F5 Networks Inc (FFIV)

Payables turnover

Sep 30, 2023 Sep 30, 2022 Sep 30, 2021 Sep 30, 2020 Sep 30, 2019
Cost of revenue US$ in thousands 1,832,870 1,791,260 1,786,160 1,561,500 1,327,730
Payables US$ in thousands 63,315 113,178 62,096 64,472 62,627
Payables turnover 28.95 15.83 28.76 24.22 21.20

September 30, 2023 calculation

Payables turnover = Cost of revenue ÷ Payables
= $1,832,870K ÷ $63,315K
= 28.95

The payables turnover ratio measures how efficiently a company manages its accounts payable by evaluating how many times a company pays off its average accounts payable balance during a period. A higher payables turnover ratio generally indicates that a company is paying its suppliers more frequently and efficiently.

Looking at the payables turnover of F5 Inc over the past five years, we can observe a fluctuating trend. In 2019, the payables turnover ratio stood at 5.69, indicating that the company paid off its accounts payable 5.69 times during the year. Subsequently, in 2020, the ratio increased to 6.33, demonstrating an improvement in the efficiency of paying off its payables. This trend continued in 2021 with a further increase to 7.94, suggesting that the company was managing its accounts payable more effectively.

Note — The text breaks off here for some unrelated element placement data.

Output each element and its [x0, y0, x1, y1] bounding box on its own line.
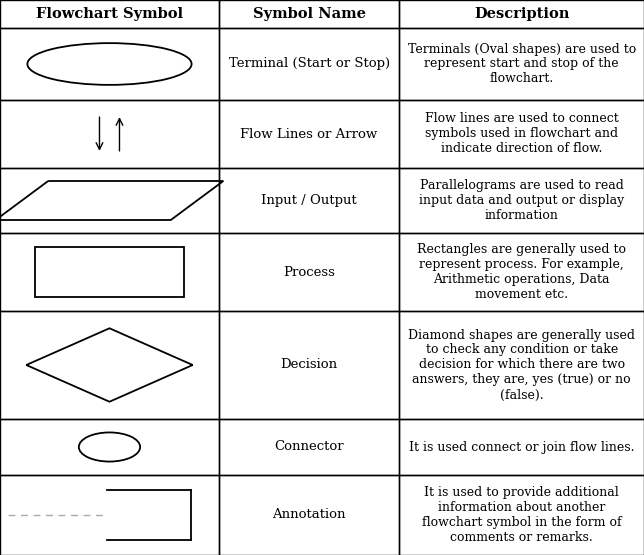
- Bar: [399, 28, 644, 100]
- Bar: [0, 100, 219, 168]
- Text: Connector: Connector: [274, 441, 344, 453]
- Bar: [219, 311, 399, 419]
- Bar: [219, 475, 399, 555]
- Text: Terminal (Start or Stop): Terminal (Start or Stop): [229, 58, 390, 70]
- Text: It is used to provide additional
information about another
flowchart symbol in t: It is used to provide additional informa…: [422, 486, 621, 544]
- Bar: [399, 100, 644, 168]
- Bar: [399, 233, 644, 311]
- Text: Terminals (Oval shapes) are used to
represent start and stop of the
flowchart.: Terminals (Oval shapes) are used to repr…: [408, 43, 636, 85]
- Bar: [219, 168, 399, 233]
- Bar: [0, 0, 219, 28]
- Bar: [399, 311, 644, 419]
- Text: Description: Description: [474, 7, 569, 21]
- Bar: [0, 311, 219, 419]
- Text: Flow Lines or Arrow: Flow Lines or Arrow: [240, 128, 378, 140]
- Bar: [399, 168, 644, 233]
- Text: Process: Process: [283, 265, 335, 279]
- Text: Decision: Decision: [281, 359, 337, 371]
- Bar: [35, 246, 184, 297]
- Text: Diamond shapes are generally used
to check any condition or take
decision for wh: Diamond shapes are generally used to che…: [408, 329, 635, 401]
- Text: It is used connect or join flow lines.: It is used connect or join flow lines.: [409, 441, 634, 453]
- Bar: [0, 233, 219, 311]
- Bar: [0, 475, 219, 555]
- Bar: [219, 233, 399, 311]
- Bar: [0, 168, 219, 233]
- Bar: [0, 28, 219, 100]
- Bar: [219, 28, 399, 100]
- Bar: [399, 419, 644, 475]
- Bar: [219, 0, 399, 28]
- Bar: [219, 419, 399, 475]
- Bar: [219, 100, 399, 168]
- Text: Flowchart Symbol: Flowchart Symbol: [36, 7, 183, 21]
- Text: Input / Output: Input / Output: [261, 194, 357, 207]
- Bar: [399, 0, 644, 28]
- Text: Annotation: Annotation: [272, 508, 346, 522]
- Text: Rectangles are generally used to
represent process. For example,
Arithmetic oper: Rectangles are generally used to represe…: [417, 243, 626, 301]
- Text: Flow lines are used to connect
symbols used in flowchart and
indicate direction : Flow lines are used to connect symbols u…: [425, 113, 618, 155]
- Text: Parallelograms are used to read
input data and output or display
information: Parallelograms are used to read input da…: [419, 179, 624, 222]
- Bar: [399, 475, 644, 555]
- Text: Symbol Name: Symbol Name: [252, 7, 366, 21]
- Bar: [0, 419, 219, 475]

However, in 2022, there was a significant jump in the payables turnover ratio to 4.77, indicating a reduction in the frequency of paying off its accounts payable. This decline raised concerns about the company's ability to manage its payables efficiently.

Nevertheless, F5 Inc rebounded in 2023, achieving a payables turnover ratio of 9.37, signifying a substantial improvement in its payables management and suggesting that the company was paying its suppliers more frequently and effectively.

In conclusion, the fluctuating trend of F5 Inc's payables turnover ratio indicates variations in the efficiency of managing its accounts payable over the years. The recent surge in the payables turnover ratio in 2023 suggests a positive shift towards more effective management of payables, which may be indicative of improved liquidity and operational efficiency. However, close monitoring of this ratio in subsequent periods will be essential to assess the sustainability of this improvement.